My morning routine usually begins with a cup of coffee first (of course). Then, turn on lap top and check email. Then, move on to browsing through the Huffington Post. The front page has the serious news on the top and, as I scroll down, a variety of articles. Some of which I can really live without. Like those involving anything about the Kardashians, Miley Cyrus or a celebrity’s clothing problems. After checking out the front page, I might go to their spiritual section which tells you how to control your stress, be happy and get enlightened in 5-8 steps. Third stop, Post 50 with all the advice and article for those over 50.
One blogger I like a lot is Ann Brenoff. Her post today is about the actress Honor Blackman or better known as, the title of the blog says, “ Most Famous Bond Girl, Pussy Galore, [Turns, 89].”

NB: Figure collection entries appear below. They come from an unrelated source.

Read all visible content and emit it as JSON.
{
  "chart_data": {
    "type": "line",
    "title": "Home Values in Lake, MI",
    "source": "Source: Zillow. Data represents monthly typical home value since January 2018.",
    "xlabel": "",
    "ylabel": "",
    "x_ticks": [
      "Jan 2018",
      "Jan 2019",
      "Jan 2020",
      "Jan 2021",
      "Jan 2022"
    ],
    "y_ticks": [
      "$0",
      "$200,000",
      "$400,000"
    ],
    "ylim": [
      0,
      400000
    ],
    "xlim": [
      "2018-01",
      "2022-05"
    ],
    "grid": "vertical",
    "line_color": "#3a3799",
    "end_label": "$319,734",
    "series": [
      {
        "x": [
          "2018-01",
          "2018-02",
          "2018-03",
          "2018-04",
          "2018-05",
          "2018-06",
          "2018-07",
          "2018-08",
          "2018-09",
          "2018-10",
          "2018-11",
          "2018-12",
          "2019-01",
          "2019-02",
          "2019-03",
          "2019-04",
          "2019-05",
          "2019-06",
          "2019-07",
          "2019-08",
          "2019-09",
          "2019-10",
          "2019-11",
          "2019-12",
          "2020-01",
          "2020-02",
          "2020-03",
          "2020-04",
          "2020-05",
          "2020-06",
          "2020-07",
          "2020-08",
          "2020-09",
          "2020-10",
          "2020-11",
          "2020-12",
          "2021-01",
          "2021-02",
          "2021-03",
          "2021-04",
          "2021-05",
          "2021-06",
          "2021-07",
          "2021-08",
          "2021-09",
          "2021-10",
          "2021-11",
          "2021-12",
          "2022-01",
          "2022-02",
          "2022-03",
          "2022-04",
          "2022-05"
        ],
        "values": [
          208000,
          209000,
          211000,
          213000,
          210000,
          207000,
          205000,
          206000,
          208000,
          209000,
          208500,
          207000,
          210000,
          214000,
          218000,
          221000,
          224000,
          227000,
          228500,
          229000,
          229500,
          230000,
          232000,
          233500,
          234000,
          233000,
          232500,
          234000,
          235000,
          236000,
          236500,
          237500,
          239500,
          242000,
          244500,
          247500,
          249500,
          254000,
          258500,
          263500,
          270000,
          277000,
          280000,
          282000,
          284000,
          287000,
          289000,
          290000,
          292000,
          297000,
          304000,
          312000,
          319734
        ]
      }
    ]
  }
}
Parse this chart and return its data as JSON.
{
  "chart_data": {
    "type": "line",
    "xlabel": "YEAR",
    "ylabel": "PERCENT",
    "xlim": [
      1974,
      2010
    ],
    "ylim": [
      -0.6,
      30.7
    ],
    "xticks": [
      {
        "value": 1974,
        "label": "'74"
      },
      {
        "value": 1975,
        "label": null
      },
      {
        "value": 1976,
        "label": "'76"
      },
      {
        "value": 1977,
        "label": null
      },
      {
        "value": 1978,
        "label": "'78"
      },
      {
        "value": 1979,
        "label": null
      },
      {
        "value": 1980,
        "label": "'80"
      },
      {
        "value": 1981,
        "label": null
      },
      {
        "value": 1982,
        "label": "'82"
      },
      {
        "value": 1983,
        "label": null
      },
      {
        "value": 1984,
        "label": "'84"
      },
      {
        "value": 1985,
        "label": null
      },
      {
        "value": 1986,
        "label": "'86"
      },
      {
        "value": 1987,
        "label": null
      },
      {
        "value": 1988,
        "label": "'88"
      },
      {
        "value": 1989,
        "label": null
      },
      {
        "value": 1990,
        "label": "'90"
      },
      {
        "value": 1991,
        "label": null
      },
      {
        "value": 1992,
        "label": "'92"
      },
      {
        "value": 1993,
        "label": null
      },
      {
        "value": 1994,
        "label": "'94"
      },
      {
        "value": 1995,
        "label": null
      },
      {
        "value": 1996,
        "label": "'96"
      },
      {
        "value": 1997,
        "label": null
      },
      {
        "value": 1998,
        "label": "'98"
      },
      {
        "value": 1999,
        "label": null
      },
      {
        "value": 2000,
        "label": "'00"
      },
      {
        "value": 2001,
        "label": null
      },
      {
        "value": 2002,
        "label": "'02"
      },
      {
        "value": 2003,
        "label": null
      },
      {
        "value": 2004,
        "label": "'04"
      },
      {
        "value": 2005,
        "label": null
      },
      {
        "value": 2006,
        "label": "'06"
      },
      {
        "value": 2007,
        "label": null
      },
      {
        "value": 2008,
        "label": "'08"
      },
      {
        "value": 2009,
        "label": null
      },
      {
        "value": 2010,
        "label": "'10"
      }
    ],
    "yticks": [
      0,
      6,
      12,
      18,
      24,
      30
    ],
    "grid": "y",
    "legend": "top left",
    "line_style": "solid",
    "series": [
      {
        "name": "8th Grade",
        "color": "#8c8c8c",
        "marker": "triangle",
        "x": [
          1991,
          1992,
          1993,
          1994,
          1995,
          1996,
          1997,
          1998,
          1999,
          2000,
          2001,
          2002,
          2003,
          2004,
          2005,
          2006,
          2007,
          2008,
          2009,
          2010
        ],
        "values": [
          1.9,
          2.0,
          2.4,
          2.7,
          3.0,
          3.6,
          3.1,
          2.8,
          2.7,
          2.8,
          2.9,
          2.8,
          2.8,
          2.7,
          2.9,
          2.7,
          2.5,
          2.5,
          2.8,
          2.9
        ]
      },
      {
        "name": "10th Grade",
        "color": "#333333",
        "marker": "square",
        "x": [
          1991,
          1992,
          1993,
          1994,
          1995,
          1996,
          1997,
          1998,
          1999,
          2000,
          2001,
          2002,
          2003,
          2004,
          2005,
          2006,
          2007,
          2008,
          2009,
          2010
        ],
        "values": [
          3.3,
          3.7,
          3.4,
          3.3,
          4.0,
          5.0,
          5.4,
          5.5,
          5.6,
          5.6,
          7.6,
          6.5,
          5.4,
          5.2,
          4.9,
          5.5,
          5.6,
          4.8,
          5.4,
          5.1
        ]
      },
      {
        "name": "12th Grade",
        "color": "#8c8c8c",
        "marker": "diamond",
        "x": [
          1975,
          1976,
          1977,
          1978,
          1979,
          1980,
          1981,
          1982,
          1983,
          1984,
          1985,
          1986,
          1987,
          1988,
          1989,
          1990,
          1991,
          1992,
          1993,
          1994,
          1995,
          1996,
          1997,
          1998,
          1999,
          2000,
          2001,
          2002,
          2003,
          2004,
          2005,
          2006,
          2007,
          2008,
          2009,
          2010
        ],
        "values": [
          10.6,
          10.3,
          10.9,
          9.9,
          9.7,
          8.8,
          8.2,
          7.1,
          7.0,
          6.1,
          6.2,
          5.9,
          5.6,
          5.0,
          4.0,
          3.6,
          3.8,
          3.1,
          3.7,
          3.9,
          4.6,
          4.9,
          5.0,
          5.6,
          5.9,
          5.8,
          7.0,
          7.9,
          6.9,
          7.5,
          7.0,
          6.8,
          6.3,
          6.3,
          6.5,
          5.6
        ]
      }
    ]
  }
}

Ann’s blog triggered some thoughts and memories for me. I remember seeing “Goldfinger” at a drive-in theater with my boyfriend when I was 16. At that time, before women’s lib and when I did not have any knowledge of women’s history, I found this character’s name offensive. I did not see her as an inspiring role model for me. Like, “Guess what mom? , I want to grow up to be like Pussy Galore.” It sounded like a porn star. While many boys probably fantasized about themselves as James Bond.
Not wanting to be unfair to Ms. Blackman, I did a little research on her career. I found she was in the original “Avengers” series and her character “Mrs. Cathy Gale” was apparently an inspiration to feminists in England. I do understand that women have not always been given strong roles in films. And I admire Ms. Blackman for going strong at 89.
“Goldfinger” also got me thinking about Drive-In movies. During the summer growing up, I stayed at my grandmother’s house in Clear Lake. The only movie theater in town was a drive-in. It would be very dark in the country at night and my cousin and I would walk to the drive-in with flashlights. On the way, we would see the flattened bodies of many dead frogs that had been attracted by the headlights of passing cars and run over. We would take a blanket with us and watch the movie sitting on the ground.
Going to the drive-in was a popular date night activity when I was a teenager. The price was reasonable for the movie and a snack and it was an opportunity for young lovers to be alone.
Drive-ins were popular with families with children as well. You could bring the whole family, including babies and toddlers, and not worry about the kids making noise.
When my kids were really little, we took them to drive-ins with us when we didn’t have a babysitter. On a trip up the coast one summer we stopped in Santa Barbara. We had our 18 month old son with us and the only way we could see a movie was to go to a drive-in with him.
If you’re curious about movie theater history, I found an interesting website.
I have some happy memories about summer and drive-in movies. How about you?